When I took a band instrument, I felt for the whole 7 years I was terrible. Until I did get better at it…I hated practice, because I sounded horrible and I knew my parents had to endure every moment of all that noise. But, I might have done better. Later on, now…I bought a portable keyboard and began to teach myself… flubbing up as I go along… finding something else to do, like turning on the TV and watching a show.. but boring commercials come on… so, I go back to the keyboard until my show comes back on…and? I get it right the first time… until I flub up again. So, I flub myself through it, watch TV until another commercial and… after a couple hours time, I can actually play what I wanted.

So, I think the brain is sensing all those flub ups… trying to make sense of them, and when your mind is off of it, the brain still works on the problem in the background or subconsciously, trying to make sense of it. Every time this happens, I get better. And, doing things that are hard seem to make sense after a while…not perfect but make sense.

If you are practicing an instrument and want to be good at it, I would recommend dividing your practice time into sections instead of a whole half- hour or hours worth of time. Do other things you like as a distraction and, then, come back to it… see if you can see the skill you acquire.

Sparrowhawk1161 Sparrowhawk1161
1 Response Dec 4, 2012

This seems very accurate. I have been taking Suzuki piano lessons for almost ten years, and I have gotten pretty good, at the risk of sounding immodest. I honestly think there is such a thing as practicing too much. I can't tell you how many times I've practiced my music prior to the lesson and played it well, then completely screwed it up in the lesson.

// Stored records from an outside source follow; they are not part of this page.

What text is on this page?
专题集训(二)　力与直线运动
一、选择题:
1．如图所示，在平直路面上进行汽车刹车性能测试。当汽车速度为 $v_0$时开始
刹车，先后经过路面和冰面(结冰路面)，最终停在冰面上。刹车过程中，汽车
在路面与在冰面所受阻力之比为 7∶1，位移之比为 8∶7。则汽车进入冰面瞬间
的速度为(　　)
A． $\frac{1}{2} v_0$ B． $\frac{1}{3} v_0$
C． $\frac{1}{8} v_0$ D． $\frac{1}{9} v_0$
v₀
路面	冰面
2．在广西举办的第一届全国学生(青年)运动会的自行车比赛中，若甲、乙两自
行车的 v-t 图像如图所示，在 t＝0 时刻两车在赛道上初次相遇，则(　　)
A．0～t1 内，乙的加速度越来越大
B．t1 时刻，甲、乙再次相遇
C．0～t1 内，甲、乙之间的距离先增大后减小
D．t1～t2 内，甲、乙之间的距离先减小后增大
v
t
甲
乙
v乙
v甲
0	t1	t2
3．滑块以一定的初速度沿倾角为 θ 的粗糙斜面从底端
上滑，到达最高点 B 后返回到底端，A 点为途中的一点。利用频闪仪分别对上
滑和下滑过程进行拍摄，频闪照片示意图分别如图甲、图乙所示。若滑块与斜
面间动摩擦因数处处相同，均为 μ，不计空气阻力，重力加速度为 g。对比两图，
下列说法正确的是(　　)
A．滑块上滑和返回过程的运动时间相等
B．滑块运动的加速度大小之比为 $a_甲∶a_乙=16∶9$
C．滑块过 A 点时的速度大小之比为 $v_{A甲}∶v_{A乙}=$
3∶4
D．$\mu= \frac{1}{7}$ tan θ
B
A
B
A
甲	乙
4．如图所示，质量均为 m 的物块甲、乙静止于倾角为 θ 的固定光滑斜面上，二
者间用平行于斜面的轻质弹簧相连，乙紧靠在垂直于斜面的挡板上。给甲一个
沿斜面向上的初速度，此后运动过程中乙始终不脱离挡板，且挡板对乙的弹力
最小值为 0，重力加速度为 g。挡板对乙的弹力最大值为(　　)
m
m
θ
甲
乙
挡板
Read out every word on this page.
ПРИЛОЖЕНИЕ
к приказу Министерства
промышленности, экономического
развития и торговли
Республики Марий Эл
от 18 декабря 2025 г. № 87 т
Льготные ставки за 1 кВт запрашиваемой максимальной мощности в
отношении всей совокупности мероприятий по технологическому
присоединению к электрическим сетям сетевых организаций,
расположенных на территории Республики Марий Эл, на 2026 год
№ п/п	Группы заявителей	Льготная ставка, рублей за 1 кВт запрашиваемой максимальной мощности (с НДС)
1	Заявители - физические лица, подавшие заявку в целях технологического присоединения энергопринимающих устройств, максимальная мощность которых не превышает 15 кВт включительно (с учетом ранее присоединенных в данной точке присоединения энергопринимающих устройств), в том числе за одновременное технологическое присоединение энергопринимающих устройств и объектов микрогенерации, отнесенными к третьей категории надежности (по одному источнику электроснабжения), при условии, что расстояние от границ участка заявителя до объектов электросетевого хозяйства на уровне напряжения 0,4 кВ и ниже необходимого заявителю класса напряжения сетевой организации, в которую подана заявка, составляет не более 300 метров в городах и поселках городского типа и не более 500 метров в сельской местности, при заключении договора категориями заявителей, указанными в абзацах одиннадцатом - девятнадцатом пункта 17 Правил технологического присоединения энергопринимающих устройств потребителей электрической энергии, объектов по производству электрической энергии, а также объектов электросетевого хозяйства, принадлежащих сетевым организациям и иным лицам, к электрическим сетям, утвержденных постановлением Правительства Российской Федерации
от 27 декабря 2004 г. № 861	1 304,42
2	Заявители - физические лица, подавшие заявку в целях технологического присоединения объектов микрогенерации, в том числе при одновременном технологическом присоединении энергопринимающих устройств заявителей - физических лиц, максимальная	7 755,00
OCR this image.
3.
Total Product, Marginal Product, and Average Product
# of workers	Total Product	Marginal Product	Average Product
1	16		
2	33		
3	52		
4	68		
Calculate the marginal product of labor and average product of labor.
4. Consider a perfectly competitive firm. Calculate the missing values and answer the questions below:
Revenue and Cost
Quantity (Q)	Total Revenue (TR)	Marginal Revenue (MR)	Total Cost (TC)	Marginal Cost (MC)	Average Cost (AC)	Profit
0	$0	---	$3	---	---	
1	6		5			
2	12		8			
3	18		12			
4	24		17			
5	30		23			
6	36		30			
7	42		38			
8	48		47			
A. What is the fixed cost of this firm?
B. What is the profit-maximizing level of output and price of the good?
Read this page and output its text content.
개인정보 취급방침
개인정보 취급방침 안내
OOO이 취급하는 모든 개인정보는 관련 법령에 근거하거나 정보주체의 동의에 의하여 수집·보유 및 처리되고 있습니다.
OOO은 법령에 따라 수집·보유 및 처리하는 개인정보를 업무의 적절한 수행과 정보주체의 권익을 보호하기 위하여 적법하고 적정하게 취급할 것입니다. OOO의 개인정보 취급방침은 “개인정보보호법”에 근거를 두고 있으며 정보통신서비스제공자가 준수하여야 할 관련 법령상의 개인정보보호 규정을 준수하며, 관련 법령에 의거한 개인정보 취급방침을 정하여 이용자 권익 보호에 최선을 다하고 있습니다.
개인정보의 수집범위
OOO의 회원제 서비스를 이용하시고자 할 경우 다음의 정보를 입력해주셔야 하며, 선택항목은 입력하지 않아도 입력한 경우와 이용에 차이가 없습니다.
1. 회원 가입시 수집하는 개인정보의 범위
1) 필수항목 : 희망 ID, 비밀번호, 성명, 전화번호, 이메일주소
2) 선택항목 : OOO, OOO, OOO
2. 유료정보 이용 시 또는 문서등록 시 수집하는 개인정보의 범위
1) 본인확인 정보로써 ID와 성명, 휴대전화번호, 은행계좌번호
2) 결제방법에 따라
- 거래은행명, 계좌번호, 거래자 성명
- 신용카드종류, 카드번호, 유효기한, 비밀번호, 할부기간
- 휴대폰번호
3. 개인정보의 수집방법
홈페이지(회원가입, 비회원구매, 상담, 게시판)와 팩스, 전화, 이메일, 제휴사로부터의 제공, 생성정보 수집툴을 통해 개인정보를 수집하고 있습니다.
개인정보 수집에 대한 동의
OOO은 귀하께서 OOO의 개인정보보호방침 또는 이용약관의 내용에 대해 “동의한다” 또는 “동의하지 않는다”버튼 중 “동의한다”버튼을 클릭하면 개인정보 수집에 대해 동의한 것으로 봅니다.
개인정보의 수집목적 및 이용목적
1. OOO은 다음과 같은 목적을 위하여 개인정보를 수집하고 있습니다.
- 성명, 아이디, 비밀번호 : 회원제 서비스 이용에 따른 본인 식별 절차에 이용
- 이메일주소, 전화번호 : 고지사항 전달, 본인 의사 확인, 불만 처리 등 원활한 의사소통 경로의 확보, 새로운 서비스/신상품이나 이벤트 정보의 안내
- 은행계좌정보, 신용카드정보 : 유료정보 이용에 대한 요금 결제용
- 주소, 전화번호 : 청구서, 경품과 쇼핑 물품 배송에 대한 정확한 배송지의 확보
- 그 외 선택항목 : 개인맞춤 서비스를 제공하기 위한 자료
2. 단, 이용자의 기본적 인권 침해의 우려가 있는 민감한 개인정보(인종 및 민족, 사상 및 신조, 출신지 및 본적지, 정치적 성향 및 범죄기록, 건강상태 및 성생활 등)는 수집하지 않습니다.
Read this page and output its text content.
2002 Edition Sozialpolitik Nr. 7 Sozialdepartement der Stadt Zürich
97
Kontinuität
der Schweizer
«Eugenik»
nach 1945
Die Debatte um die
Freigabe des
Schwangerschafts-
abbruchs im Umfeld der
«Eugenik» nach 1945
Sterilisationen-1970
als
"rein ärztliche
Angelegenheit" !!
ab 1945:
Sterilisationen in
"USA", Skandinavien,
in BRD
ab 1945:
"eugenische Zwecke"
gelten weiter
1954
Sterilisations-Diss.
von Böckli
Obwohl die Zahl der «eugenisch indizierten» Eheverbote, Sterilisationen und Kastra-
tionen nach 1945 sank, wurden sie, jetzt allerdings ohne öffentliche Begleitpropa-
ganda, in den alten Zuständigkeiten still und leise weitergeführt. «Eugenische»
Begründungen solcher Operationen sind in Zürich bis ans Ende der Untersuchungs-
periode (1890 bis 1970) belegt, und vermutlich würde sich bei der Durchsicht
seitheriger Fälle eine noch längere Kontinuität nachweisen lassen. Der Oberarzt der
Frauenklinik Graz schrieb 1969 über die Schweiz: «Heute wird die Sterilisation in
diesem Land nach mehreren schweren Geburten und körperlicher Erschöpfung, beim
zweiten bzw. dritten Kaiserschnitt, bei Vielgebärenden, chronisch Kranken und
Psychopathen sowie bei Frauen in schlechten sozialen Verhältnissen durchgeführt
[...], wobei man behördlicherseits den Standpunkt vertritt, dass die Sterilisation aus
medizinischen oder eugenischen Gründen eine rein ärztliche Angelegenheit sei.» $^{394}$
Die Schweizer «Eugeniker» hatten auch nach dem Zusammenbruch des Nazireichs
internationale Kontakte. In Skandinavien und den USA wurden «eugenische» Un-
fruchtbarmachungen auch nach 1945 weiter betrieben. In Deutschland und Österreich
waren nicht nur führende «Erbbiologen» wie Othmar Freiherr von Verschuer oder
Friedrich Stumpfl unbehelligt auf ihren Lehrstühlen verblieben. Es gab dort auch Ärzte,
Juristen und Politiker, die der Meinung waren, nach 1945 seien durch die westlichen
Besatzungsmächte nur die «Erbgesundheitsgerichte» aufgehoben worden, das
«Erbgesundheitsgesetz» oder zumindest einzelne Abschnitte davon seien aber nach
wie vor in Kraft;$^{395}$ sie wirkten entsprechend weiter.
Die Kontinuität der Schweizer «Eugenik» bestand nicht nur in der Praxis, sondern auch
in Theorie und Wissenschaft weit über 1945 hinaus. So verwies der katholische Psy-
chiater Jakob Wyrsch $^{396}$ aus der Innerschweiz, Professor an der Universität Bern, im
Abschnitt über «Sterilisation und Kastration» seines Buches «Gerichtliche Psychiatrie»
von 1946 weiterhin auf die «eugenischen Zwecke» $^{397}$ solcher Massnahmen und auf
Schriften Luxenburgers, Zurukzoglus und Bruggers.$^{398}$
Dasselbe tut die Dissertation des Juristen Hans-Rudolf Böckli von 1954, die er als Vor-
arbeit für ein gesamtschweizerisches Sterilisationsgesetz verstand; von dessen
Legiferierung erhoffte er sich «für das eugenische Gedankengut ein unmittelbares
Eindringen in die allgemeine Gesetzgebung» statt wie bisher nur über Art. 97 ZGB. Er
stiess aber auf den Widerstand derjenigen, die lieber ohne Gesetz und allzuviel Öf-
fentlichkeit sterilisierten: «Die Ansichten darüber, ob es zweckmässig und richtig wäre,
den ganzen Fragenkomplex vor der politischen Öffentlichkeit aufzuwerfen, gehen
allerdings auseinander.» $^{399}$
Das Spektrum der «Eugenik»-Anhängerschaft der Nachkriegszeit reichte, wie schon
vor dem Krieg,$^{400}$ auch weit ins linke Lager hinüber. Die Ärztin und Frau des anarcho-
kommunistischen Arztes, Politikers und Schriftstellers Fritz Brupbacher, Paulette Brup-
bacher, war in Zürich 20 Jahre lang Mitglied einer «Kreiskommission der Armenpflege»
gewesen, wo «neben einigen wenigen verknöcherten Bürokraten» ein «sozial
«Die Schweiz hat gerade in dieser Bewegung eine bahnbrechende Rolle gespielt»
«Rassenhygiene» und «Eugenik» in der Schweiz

Yah, I know all too well! That is why am scared to death! of actually playing music in front of people! I enjoy it, though. I hated playing the clarinet in school for seven years, something my parents made me do, but the recorder is much more fun! At least with a keyboard, which I have only dabbled with... there are always more fun keyboards. Not like I don't like the sound of a piano. I love it.LOL

Definitely. I honestly enjoy playing in front of people, otherwise I feel like my hard work isn't recognized by anyone but myself. I used to love keyboards, but after doing Suzuki for so long I don't. Suzuki is all about learning by ear and technique, and the feel of a piano is incredibly different than that of a keyboard. Part of me feels like a piano is more personal, it has a personality because every piano is different; the pedals move differently, the keys have different levels of resistance...and the tone. My god, the tone. For my recitals I play on a grand piano in the recital hall of a college.

I still get nervous when I perform, but often the nerves sharpen my focus. The great thing about performing is that if you make a mistake but carry on 98% of the audience won't even realize it, and the rest will acknowledge how you were able to continue on.

Your right. Most people don't even know the mistakes. I just have a keyboard that gets all types of tones, but it has no graded hammer action on it. I would rather have that, so I can play more expressively. Maybe that is why I have a hard time really getting into it. I have had my eyes on a Yamaha that has the hammer action but $250 is still too expensive for me.

Yeah, I was lucky. My family already had an Upright piano, I think it is a Yamaha, maybe a Baldwin. I definitely do think the hammer action offers more expression.